Although there are noticeable instances of print damage evident throughout the movie, again Flicker Alley give noir fans a pretty substantial upgrade over what we've seen in the past. Detail is pretty strong here and there's plenty of texture and good depth too. Small scratches and occasionally larger ones show up but it's not a massive distraction or anything. The transfer is very film like, the picture has plenty of grain and no obvious noise reduction. As such, we get good depth and texture here as well. Edge enhancement and compression artifacts are never a problem. Contrast also looks good, we get nice blacks, clean whites and a good gray scale in between. This is a solid restoration indeed, much cleaner with far more to appreciate than what we've seen on older DVD releases.Sound:
The English language LPCM Mono Audio track on the disc is pretty good. The score sounds quite strong here and helps to really ramp up the tension in the last twenty minutes or so. The dialogue stays crisp and clear, it's never a problem understanding any of the characters. There's a little bit of hiss here and there but odds are pretty good that if you're not specifically listening for it you won't really notice it. Optional subtitles are provided in English only.Extras:
Extras start off with an audio commentary track from writer, film historian, and film programmer Alan K. Rode, the man behind the interesting One Way Street blog. He's done commentary tracks in the past, The Prowler comes to mind, and he not only knows what he's talking about but how to deliver it in an interesting and listenable manner. As such, his comments on Too Late For Tears are worth taking the time to appreciate. He covers pretty much all the bases here, providing some welcome background information on the director, the key cast members, some of the crew that worked in the film, the locations that pop up in it, the origins of the story and quite a bit more. It's well paced and packed full of good information on the movie and the people who made it.
There are also two featurettes here, the first of which is the sixteen minute Chance Of A Lifetime: The Making Of Too Late For Tears which was produced by Steven Smith and the Film Noir Foundation and which features input from film historians Eddie Muller, Kim Morgan, and Julie Kirgo. This compliments the commentary nicely, providing some background information on the film as well as some critical insight into what makes the picture work as well as it does. The second featurette is Tiger Hunt: Restoring Too Late For Tears, again produced by Smith and the Film Noir Foundation. This four and a half minute long piece focuses on the five year job that was bringing this film to its present restored condition.

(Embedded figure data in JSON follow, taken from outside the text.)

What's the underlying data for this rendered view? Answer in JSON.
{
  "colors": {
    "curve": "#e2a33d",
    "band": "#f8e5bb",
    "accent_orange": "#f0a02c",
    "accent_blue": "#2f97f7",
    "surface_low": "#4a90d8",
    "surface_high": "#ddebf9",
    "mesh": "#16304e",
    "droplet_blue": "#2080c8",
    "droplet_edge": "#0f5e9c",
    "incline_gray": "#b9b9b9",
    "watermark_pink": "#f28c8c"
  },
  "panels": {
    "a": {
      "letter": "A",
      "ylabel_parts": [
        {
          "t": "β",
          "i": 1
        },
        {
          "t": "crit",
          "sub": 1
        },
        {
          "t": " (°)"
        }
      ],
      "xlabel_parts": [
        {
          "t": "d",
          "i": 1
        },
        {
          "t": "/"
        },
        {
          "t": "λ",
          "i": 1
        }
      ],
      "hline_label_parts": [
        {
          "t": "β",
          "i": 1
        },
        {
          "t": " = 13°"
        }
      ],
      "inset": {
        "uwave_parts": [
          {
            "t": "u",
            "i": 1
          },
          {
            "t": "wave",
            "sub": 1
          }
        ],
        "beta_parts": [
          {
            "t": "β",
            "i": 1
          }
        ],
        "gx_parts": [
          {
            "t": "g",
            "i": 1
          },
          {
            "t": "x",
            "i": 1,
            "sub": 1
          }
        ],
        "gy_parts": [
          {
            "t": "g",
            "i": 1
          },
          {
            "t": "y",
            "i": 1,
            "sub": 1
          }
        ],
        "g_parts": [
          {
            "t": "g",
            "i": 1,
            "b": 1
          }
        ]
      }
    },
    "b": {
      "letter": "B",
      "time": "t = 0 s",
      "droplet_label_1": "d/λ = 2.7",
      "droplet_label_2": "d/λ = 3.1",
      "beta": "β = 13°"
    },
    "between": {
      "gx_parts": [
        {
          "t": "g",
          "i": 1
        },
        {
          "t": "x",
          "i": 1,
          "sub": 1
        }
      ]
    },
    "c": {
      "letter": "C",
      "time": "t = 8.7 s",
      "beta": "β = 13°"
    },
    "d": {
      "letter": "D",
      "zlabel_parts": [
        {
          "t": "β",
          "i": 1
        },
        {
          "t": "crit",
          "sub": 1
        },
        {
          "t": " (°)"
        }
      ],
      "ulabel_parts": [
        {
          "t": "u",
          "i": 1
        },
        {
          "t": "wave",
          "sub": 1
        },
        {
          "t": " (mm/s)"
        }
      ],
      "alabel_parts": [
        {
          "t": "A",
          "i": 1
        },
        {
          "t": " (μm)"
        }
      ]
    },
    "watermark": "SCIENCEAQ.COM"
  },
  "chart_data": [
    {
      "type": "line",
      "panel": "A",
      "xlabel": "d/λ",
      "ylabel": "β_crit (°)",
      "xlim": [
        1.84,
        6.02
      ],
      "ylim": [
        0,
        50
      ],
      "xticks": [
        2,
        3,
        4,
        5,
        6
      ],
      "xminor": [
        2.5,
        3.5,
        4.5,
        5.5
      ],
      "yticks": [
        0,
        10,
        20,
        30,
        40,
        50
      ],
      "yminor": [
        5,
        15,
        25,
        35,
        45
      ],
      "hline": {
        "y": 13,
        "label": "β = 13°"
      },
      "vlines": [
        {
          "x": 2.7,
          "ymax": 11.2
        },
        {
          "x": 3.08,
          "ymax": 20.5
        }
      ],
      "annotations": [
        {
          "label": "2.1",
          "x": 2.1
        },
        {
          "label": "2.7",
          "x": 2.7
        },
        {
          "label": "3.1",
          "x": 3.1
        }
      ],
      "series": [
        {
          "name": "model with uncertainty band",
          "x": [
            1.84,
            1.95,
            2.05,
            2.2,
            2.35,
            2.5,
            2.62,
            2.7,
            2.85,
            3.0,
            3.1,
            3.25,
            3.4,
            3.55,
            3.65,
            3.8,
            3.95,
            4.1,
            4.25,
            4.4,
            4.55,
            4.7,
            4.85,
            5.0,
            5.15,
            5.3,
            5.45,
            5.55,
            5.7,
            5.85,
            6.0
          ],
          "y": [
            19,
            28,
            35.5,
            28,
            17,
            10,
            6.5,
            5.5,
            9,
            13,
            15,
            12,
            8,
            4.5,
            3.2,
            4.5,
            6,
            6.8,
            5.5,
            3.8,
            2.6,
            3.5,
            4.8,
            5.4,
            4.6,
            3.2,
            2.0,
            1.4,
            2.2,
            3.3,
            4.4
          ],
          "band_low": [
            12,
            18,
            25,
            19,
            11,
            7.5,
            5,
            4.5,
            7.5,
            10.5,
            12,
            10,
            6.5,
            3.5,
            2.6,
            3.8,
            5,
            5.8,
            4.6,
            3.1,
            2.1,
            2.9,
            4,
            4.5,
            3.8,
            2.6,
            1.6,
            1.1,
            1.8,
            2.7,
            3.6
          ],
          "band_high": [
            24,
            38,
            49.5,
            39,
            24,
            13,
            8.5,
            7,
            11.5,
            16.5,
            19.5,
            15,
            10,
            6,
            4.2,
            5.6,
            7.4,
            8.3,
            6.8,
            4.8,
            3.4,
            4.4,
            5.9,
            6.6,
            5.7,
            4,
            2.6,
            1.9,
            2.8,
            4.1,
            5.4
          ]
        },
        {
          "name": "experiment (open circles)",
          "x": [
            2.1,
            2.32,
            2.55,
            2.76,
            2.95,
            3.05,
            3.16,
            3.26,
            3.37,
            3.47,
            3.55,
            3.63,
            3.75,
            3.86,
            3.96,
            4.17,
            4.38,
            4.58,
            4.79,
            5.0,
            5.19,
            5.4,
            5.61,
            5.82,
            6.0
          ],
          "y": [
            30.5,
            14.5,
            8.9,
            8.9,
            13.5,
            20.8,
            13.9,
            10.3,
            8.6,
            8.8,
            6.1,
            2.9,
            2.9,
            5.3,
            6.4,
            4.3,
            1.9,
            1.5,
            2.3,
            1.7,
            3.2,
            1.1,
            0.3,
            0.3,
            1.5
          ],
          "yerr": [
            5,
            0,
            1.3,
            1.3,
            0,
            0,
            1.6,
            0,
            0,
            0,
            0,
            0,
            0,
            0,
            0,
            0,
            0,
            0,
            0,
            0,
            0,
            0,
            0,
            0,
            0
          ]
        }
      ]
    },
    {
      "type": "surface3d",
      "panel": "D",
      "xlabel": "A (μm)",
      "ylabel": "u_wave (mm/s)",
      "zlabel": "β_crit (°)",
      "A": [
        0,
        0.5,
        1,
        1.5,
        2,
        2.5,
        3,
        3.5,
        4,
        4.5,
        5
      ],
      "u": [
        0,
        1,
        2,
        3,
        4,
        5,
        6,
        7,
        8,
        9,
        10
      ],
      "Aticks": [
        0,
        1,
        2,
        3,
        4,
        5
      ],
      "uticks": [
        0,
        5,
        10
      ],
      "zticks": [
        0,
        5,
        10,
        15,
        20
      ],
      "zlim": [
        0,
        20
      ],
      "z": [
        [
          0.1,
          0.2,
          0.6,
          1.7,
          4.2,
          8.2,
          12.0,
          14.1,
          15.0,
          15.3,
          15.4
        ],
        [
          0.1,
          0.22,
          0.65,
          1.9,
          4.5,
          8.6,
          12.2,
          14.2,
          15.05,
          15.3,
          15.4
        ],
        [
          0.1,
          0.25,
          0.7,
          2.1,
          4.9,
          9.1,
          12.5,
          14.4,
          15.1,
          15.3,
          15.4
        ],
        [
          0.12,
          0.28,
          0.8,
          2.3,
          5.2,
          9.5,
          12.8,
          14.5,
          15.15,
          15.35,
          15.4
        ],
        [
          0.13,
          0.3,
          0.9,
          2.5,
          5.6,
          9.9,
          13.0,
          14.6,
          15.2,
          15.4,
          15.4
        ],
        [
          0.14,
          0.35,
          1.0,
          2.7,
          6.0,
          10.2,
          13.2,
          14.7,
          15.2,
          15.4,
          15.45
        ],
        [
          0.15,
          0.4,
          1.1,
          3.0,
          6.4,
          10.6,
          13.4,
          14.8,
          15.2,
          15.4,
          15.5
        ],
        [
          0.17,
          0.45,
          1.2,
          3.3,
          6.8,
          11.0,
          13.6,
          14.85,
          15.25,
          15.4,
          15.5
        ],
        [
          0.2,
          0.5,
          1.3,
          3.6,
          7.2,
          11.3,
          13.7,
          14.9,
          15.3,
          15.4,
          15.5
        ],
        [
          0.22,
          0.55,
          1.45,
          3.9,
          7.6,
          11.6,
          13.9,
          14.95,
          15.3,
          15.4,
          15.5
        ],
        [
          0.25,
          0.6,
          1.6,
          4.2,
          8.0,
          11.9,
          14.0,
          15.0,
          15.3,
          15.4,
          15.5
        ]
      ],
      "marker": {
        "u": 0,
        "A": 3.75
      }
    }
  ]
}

Included inside the clear plastic keepcase along with the Blu-ray disc is a DVD version of the movie and a twenty-four page insert booklet that contains an essay on the picture from Bright Light as well as a plethora of great archival stills and artwork.
Too Late For Tears is nothing if not efficient! Lizabeth Scott really shines here, a consummate femme fatale, but the rest of the cast hold their own. The direction is tight, the pacing is quick and the story is tense. This works and it works well. The Blu-ray release from Flicker Alley blows past DVD releases out of the water with a nice restored transfer and a very good selection of interesting and well put together supplements. Highly recommended!